Dans les années 1930, sous la direction de Charles Béart, le Théâtre de William Ponty s'autonomise - voire s'institutionnalise - comme troupe avec son propre répertoire. Si Béart encourage les apprentis acteurs à écrire et à jouer leurs propres textes (en français), les rapports de force demeurent souverains, situation coloniale oblige. À la mimésis d'un réel colonial et d'une dramaturgie européenne se substitue alors une écriture anthropologisée, tribalisée, qui procède selon les méthodes de l'ethnographie : les élèves collectent un matériel "théâtralisable" décrivant les coutumes de leur "milieu traditionnel". Le dramaturge ivoirien Koffi Kwahulé voit dans cette hyperculturalisation du texte une série de limitations qu'il assimile à de la censure. À commencer par la correction des textes par les enseignants, évalués à l'aune de l'idéologie coloniale et d'un "goût européen", hérité de l'idéal platonicien.
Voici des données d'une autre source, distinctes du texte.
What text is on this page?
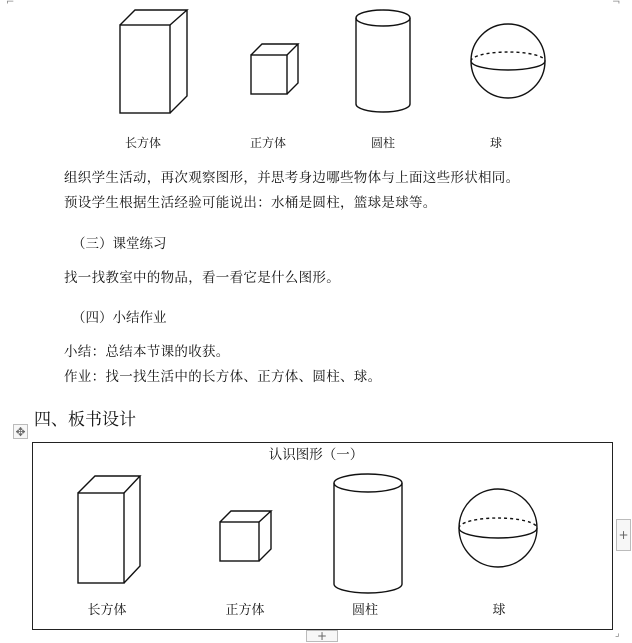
⌐	¬
长方体	正方体	圆柱	球
组织学生活动，再次观察图形，并思考身边哪些物体与上面这些形状相同。
预设学生根据生活经验可能说出：水桶是圆柱，篮球是球等。
（三）课堂练习
找一找教室中的物品，看一看它是什么图形。
（四）小结作业
小结：总结本节课的收获。
作业：找一找生活中的长方体、正方体、圆柱、球。
四、板书设计
✥
认识图形（一）
长方体	正方体	圆柱	球
+
+	⌟
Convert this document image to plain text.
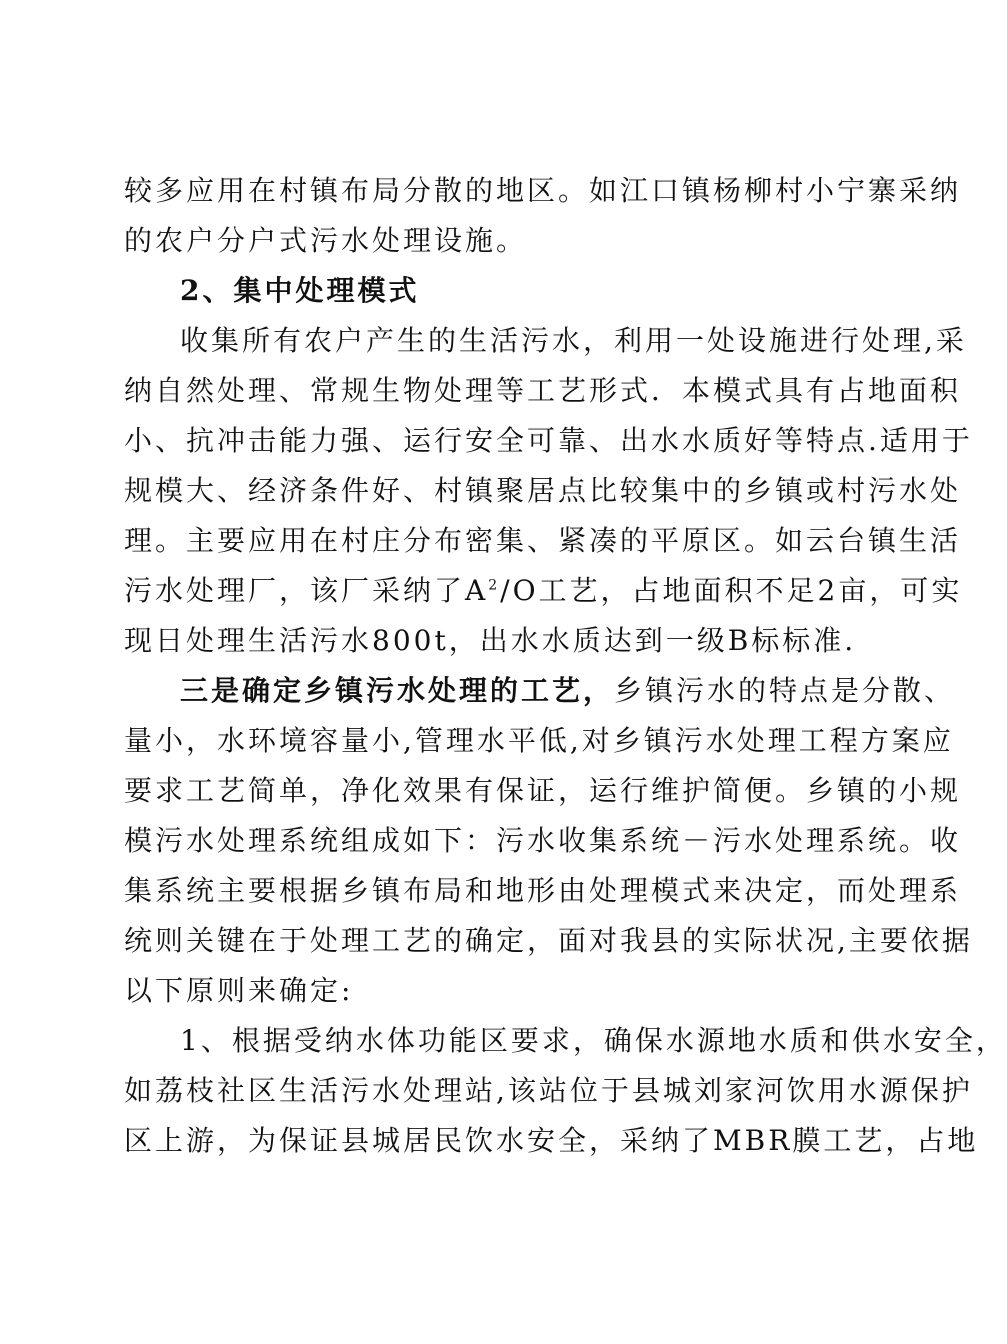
较多应用在村镇布局分散的地区。如江口镇杨柳村小宁寨采纳
的农户分户式污水处理设施。
2、集中处理模式
收集所有农户产生的生活污水，利用一处设施进行处理,采
纳自然处理、常规生物处理等工艺形式．本模式具有占地面积
小、抗冲击能力强、运行安全可靠、出水水质好等特点.适用于
规模大、经济条件好、村镇聚居点比较集中的乡镇或村污水处
理。主要应用在村庄分布密集、紧凑的平原区。如云台镇生活
污水处理厂，该厂采纳了$A^2/O$工艺，占地面积不足2亩，可实
现日处理生活污水800t，出水水质达到一级B标标准.
三是确定乡镇污水处理的工艺，乡镇污水的特点是分散、
量小，水环境容量小,管理水平低,对乡镇污水处理工程方案应
要求工艺简单，净化效果有保证，运行维护简便。乡镇的小规
模污水处理系统组成如下：污水收集系统－污水处理系统。收
集系统主要根据乡镇布局和地形由处理模式来决定，而处理系
统则关键在于处理工艺的确定，面对我县的实际状况,主要依据
以下原则来确定:
1、根据受纳水体功能区要求，确保水源地水质和供水安全，
如荔枝社区生活污水处理站,该站位于县城刘家河饮用水源保护
区上游，为保证县城居民饮水安全，采纳了MBR膜工艺，占地
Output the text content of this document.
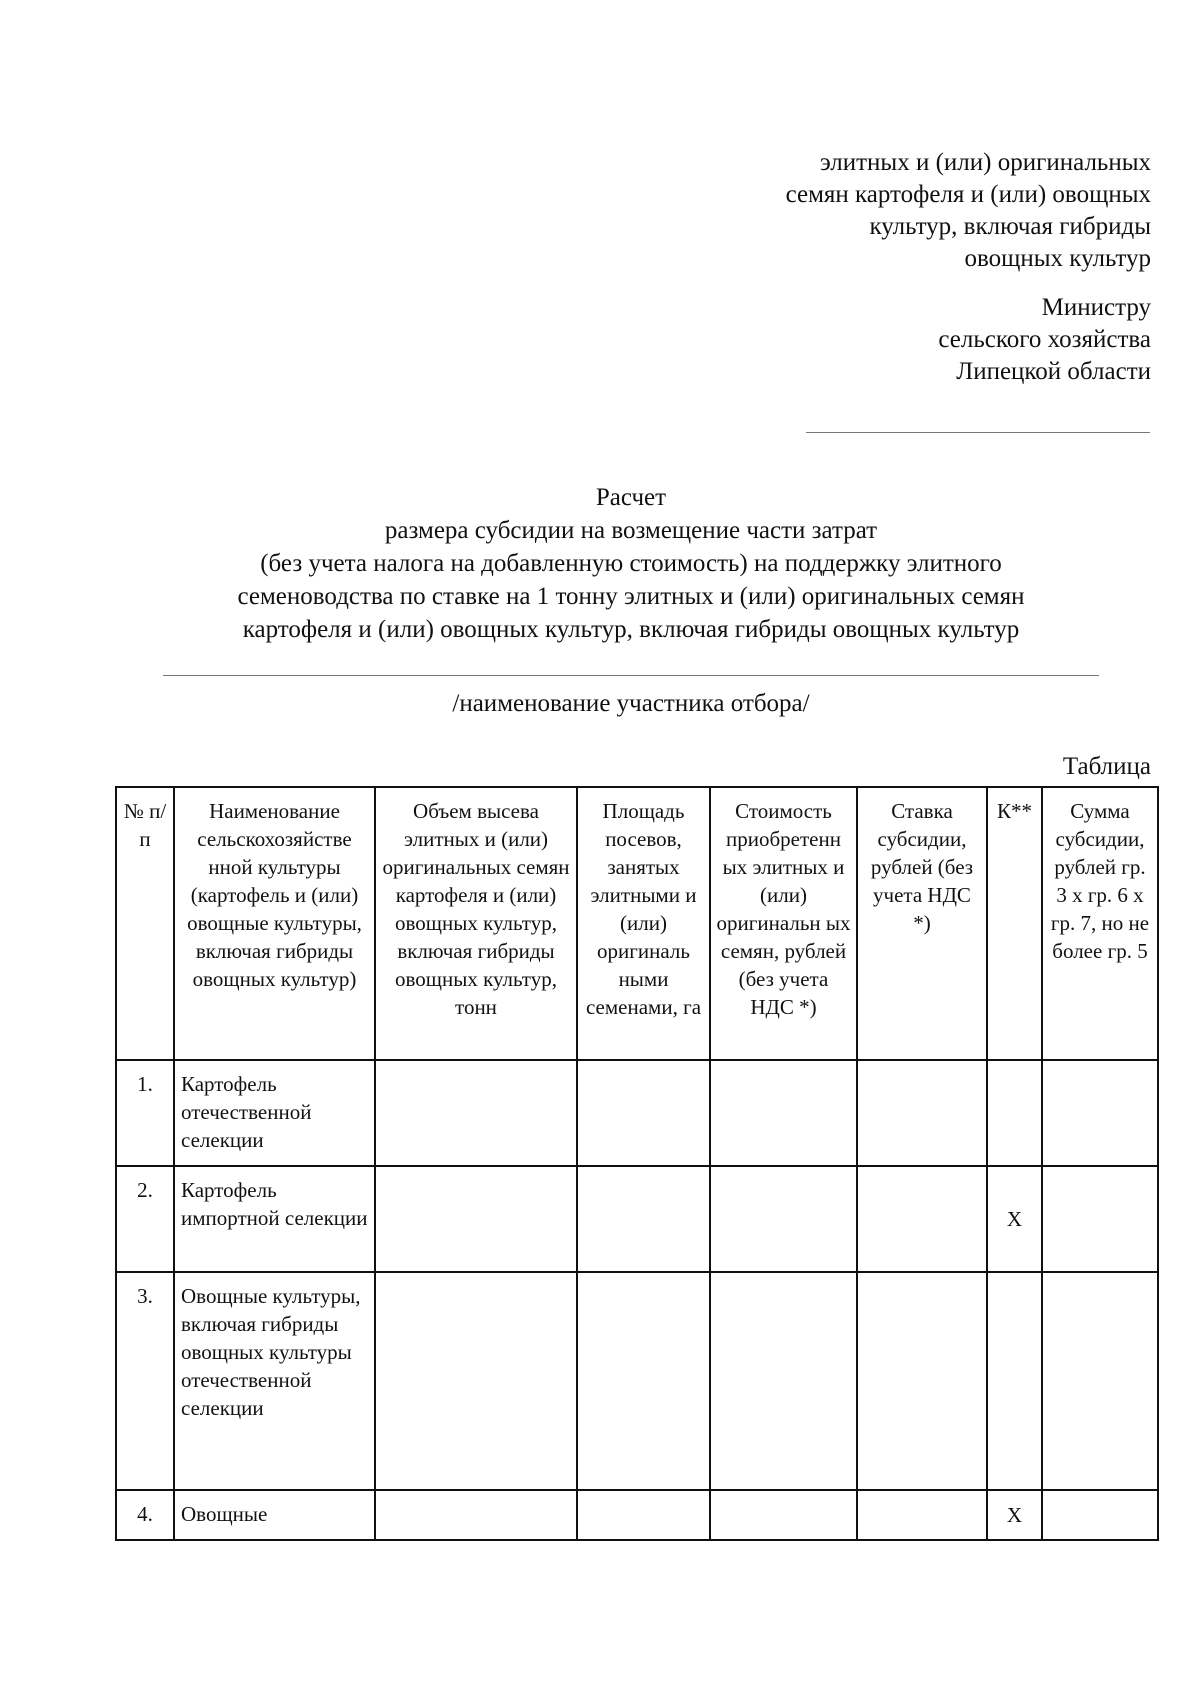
элитных и (или) оригинальных
семян картофеля и (или) овощных
культур, включая гибриды
овощных культур
Министру
сельского хозяйства
Липецкой области
Расчет
размера субсидии на возмещение части затрат
(без учета налога на добавленную стоимость) на поддержку элитного
семеноводства по ставке на 1 тонну элитных и (или) оригинальных семян
картофеля и (или) овощных культур, включая гибриды овощных культур
/наименование участника отбора/
Таблица
№ п/п	Наименование сельскохозяйстве нной культуры (картофель и (или) овощные культуры, включая гибриды овощных культур)	Объем высева элитных и (или) оригинальных семян картофеля и (или) овощных культур, включая гибриды овощных культур, тонн	Площадь посевов, занятых элитными и (или) оригиналь ными семенами, га	Стоимость приобретенн ых элитных и (или) оригинальн ых семян, рублей (без учета НДС *)	Ставка субсидии, рублей (без учета НДС *)	К**	Сумма субсидии, рублей гр. 3 х гр. 6 х гр. 7, но не более гр. 5
1.	Картофель отечественной селекции						
2.	Картофель импортной селекции					X	
3.	Овощные культуры, включая гибриды овощных культуры отечественной селекции						
4.	Овощные					X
Le théâtre s'écrit pour enrichir le discours colonial, et sa valeur documentaire traduit l'énonciabilité d'un réel sous condition, où l'exceptionnalisation tribaliste de l'Afrique justifie le projet colonial : "la coutume [y] est toujours exposée avec rigueur, sans fantaisie, sans déformation et sa dimension rétrograde, malsaine est exhibée(4)", rapporte Kwahulé. L'autre conséquence, c'est la limitation de l'accès à la circulation de textes illisibles hors contexte en raison de leur charge anthropologique. Temporalité rituelle, écriture collective et dramaturgie folklorique sont les indices d'une déshistoricisation - à l'heure où le processus décolonial et panafricain agit déjà sur le roman et la poésie - qui va fixer l'idée d'un théâtre comme "structure sans sujet" (Michel Foucault). Un théâtre "infantile", qui "naît" perpétuellement ex-nihilo, piégé entre une doxa tribalisante et une doxa universalisante, ou le premier visage d'une censure structurelle limitative qui se veut "bouche de ceux qui n'ont point de bouche".

Imaginaires institués et guichet unique


"- FERME TA GUEULE. Si vous voyez un comédien, bouffez-lui les couilles. Voilà ce qui s'est passé. - Vos petites grimaces, c'est quoi ce théâtre ? Et vous voulez qu'on vous donne de l'argent ? Mais vraiment vous nous prenez pour des Blancs ! (Le CCF de Brazzaville) - On ne peut pas financer votre festival, c'est de l'importation, tout ce théâtre contemporain que vous nous amenez ici. Et l'importation est un mal pour notre pays et pour l'ensemble du continent africain. Voilà pourquoi, moi, ministre de la Culture, Jean-Claude Gakosso lutte contre vous, Monsieur Niangouna. Et un autre me dit dans son bureau "- Pendez-le !". Et l'Ambassadeur de France quitte la salle après les 10 premières minutes de la représentation du Socle des Vertiges : "- Tout avait mal commencé quand un civilisateur appelé Pierre Savorgnan de Brazza […]". Et pour l'édition suivante du Festival, on m'a refusé la subvention : - On ne peut pas financer deux festivals dans un même pays la même année. Voilà ce qui s'est passé. Dido joue le jeu des Français. Voilà ce qui s'est passé. "
Dieudonné Niangouna à propos du festival Mansina qu'il a créé en 2003 à Brazzaville (5).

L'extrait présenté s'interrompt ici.